Rotterdam’s Ditto Secures €7.6 Million to Expand AI-Powered Patient Support Across Europe
Rotterdam-based healthtech startup Ditto has secured €7.6 million in fresh funding to accelerate its European expansion and further refine its AI-driven patient communication platform. The investment round was led by Heal Capital, with additional participation from Rubio Impact Ventures and Optiverder.

The capital injection comes as the company seeks to solve a systemic gap in healthcare communication: the tendency for patients to leave medical consultations without a full understanding or memory of the discussion. This issue is often exacerbated during the delivery of difficult news, which the company notes can cause a cognitive shutdown, leaving patients unable to explain their diagnosis at home and family members unsure of how to provide support.

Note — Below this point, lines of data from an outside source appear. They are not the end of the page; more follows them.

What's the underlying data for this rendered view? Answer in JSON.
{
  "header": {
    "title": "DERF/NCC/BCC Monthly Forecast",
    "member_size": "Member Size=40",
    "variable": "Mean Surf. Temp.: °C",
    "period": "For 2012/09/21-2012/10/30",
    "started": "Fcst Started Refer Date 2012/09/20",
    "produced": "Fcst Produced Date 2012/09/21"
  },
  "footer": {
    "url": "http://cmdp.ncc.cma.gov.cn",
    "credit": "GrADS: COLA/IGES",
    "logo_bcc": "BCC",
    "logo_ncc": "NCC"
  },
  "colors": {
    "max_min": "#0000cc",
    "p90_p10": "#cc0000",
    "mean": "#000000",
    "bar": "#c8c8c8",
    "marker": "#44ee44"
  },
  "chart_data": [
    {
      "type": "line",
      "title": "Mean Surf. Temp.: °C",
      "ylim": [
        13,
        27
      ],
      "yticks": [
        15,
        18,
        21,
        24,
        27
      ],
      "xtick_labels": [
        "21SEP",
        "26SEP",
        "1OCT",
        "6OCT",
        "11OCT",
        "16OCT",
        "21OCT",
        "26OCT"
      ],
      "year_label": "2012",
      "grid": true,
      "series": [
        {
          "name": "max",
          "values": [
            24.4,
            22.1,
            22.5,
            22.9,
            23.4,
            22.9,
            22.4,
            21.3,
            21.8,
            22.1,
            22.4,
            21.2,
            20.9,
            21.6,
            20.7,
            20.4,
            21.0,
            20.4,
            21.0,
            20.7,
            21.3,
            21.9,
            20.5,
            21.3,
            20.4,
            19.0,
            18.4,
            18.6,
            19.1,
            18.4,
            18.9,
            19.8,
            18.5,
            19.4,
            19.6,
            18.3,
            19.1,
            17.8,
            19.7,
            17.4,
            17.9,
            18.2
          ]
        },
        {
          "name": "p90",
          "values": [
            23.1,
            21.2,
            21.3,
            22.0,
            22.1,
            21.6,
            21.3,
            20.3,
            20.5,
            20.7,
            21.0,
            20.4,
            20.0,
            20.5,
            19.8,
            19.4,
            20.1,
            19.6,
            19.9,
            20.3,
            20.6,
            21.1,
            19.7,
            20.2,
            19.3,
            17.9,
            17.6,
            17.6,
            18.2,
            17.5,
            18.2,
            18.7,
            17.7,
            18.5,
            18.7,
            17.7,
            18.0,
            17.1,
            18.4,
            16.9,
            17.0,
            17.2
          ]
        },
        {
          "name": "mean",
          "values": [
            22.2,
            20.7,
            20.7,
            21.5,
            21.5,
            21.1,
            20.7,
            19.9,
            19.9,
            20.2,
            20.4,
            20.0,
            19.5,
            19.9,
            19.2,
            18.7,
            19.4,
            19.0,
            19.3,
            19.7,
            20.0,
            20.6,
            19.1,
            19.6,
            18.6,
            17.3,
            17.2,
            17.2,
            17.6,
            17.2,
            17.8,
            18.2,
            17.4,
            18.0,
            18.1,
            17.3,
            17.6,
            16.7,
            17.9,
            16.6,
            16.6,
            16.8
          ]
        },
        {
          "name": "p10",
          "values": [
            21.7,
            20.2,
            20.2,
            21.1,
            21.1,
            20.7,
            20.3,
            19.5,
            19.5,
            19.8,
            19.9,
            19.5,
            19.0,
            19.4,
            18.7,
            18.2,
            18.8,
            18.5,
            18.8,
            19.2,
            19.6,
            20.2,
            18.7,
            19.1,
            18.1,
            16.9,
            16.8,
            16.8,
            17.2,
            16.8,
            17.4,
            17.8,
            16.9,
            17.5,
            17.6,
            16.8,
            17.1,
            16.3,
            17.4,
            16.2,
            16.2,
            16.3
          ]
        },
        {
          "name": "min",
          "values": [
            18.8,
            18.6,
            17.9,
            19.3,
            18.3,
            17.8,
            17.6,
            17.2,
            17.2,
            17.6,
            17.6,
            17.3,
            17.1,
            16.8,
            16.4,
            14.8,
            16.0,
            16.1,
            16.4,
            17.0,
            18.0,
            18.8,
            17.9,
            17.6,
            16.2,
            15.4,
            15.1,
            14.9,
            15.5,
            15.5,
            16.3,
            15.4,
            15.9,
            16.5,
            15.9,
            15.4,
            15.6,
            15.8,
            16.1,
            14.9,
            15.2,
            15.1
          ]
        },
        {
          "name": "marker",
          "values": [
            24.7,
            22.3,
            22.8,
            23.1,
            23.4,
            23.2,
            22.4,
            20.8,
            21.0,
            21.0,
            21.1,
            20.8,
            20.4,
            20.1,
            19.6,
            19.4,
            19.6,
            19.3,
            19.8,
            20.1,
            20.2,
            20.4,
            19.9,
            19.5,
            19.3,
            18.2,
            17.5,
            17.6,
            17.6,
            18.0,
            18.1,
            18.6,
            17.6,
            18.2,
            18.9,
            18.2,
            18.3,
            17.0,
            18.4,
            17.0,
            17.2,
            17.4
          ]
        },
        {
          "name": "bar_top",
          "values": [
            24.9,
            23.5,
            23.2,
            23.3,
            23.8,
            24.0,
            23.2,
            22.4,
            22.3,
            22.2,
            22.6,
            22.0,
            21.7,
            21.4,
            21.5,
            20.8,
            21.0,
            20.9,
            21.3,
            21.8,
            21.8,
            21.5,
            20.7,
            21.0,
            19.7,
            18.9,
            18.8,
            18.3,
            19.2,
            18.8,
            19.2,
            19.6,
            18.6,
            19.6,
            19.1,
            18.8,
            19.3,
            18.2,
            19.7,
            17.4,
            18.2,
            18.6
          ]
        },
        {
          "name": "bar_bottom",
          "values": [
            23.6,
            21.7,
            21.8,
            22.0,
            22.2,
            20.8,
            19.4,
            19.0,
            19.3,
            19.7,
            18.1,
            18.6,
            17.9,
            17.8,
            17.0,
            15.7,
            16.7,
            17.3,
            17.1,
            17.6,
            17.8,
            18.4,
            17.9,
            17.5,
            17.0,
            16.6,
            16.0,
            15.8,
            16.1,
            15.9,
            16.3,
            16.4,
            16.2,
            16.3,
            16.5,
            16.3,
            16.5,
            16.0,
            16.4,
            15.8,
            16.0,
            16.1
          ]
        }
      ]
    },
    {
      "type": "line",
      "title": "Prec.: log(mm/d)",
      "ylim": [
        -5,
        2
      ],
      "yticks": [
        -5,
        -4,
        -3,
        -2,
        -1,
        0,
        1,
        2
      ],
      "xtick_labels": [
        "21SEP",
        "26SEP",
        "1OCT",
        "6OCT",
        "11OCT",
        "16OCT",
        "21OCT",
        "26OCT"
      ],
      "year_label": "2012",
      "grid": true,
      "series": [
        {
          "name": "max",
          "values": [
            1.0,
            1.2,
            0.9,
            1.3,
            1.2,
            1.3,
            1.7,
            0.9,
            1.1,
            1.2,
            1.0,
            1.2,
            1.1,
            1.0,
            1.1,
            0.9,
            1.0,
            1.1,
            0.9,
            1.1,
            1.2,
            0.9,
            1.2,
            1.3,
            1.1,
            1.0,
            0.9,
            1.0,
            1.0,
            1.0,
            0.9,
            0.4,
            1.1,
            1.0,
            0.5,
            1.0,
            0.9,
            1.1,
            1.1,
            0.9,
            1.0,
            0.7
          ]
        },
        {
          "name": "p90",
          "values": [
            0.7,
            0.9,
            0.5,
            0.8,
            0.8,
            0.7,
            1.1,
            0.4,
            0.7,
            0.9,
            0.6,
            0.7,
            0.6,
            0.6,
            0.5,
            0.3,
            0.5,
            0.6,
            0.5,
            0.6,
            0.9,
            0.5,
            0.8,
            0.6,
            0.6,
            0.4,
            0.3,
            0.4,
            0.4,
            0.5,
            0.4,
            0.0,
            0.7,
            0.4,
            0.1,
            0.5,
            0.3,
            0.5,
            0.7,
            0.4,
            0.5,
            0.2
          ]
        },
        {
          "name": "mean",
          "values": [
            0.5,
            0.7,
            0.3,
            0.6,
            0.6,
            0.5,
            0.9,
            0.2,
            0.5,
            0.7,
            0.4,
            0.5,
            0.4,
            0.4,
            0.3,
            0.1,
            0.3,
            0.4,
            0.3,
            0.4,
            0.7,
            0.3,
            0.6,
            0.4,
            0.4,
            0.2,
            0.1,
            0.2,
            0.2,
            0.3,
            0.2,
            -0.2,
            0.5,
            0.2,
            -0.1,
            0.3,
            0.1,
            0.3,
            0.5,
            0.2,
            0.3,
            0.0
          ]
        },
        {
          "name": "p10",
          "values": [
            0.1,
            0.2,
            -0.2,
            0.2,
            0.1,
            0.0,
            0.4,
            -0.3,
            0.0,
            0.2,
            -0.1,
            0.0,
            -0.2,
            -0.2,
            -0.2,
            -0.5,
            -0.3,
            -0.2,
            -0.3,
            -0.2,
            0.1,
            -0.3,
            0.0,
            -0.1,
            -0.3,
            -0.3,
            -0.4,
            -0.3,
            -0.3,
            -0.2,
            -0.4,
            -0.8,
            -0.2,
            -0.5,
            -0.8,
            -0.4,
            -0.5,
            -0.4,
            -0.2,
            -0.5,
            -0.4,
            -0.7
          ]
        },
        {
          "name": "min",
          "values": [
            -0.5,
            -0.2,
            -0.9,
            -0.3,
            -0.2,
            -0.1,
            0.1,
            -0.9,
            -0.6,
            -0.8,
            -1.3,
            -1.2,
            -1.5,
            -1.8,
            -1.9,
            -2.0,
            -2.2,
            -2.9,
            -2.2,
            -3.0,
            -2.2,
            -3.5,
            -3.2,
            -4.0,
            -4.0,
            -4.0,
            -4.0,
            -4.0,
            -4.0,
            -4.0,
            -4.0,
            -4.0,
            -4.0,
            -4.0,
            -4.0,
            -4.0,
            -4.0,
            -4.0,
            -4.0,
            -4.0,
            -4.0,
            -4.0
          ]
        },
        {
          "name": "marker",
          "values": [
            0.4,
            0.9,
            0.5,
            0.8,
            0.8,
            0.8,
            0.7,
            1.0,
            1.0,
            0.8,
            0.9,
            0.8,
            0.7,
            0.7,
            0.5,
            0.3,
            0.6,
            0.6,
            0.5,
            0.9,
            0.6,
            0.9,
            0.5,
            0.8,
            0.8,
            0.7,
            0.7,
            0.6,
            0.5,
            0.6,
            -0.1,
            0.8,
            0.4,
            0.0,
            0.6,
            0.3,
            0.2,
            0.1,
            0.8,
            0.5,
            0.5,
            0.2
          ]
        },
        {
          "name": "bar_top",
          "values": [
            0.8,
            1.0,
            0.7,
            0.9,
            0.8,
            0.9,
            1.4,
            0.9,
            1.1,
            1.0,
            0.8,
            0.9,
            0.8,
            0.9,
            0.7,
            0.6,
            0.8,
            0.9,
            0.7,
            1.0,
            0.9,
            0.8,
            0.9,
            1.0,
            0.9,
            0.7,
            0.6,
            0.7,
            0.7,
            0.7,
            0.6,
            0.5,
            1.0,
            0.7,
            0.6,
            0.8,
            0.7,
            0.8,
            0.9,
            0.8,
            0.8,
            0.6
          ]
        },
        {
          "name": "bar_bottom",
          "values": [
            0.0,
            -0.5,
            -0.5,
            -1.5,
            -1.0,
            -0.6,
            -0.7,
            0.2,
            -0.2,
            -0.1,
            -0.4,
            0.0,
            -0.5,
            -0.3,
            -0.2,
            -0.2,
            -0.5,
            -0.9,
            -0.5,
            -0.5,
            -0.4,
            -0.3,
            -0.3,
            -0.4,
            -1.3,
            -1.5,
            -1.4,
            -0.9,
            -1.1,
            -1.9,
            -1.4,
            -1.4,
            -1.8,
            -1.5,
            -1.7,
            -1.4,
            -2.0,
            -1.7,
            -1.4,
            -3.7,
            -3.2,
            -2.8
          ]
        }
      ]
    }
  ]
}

To address this, Ditto has developed a free application that allows patients to record consultations or upload photographs of medical correspondence. The platform utilizes artificial intelligence to generate summaries that can be revisited and translated into simplified language. To ensure accessibility for diverse populations, the tool supports multiple languages, including Arabic, Turkish and English.
The funding highlights a growing investor appetite for AI applications that prioritize patient-centric care and reduce administrative burdens within overstressed healthcare systems.

“No patient should have to guess what was just said. We are fundamentally turning the thinking in healthcare around: starting not with the institution, but with the patient. Our ambition is for all Europeans to better understand their care journey at the most vulnerable moments in life. It should be as easy as opening Google Maps today, where you once struggled with a paper map held upside down on your lap,” said Tobias Polak, co-founder of Ditto.
Founded in 2024 by Tobias Polak, Bart Voorn, and Merlijn van Breugel, Ditto launched its app in the summer of 2025. Since then, the platform has seen rapid adoption, with nearly 100,000 downloads via the App Store, Google Play, and ditto.care. To maintain privacy, the company stated that no data is stored centrally, and users can securely share their summaries with family members.
Beyond the patient experience, the company aims to improve operational efficiency for medical providers. By providing patients with a clear, AI-generated record of their care journey, the platform is designed to reduce the volume of repetitive follow-up questions and lower the administrative pressure on healthcare professionals.
Reflecting on the company’s broader mission, Polak added: “We are trying to shift healthcare thinking away from institutions and towards the patient experience. Our ambition is to help people better understand their care journey during some of the most vulnerable moments in life.”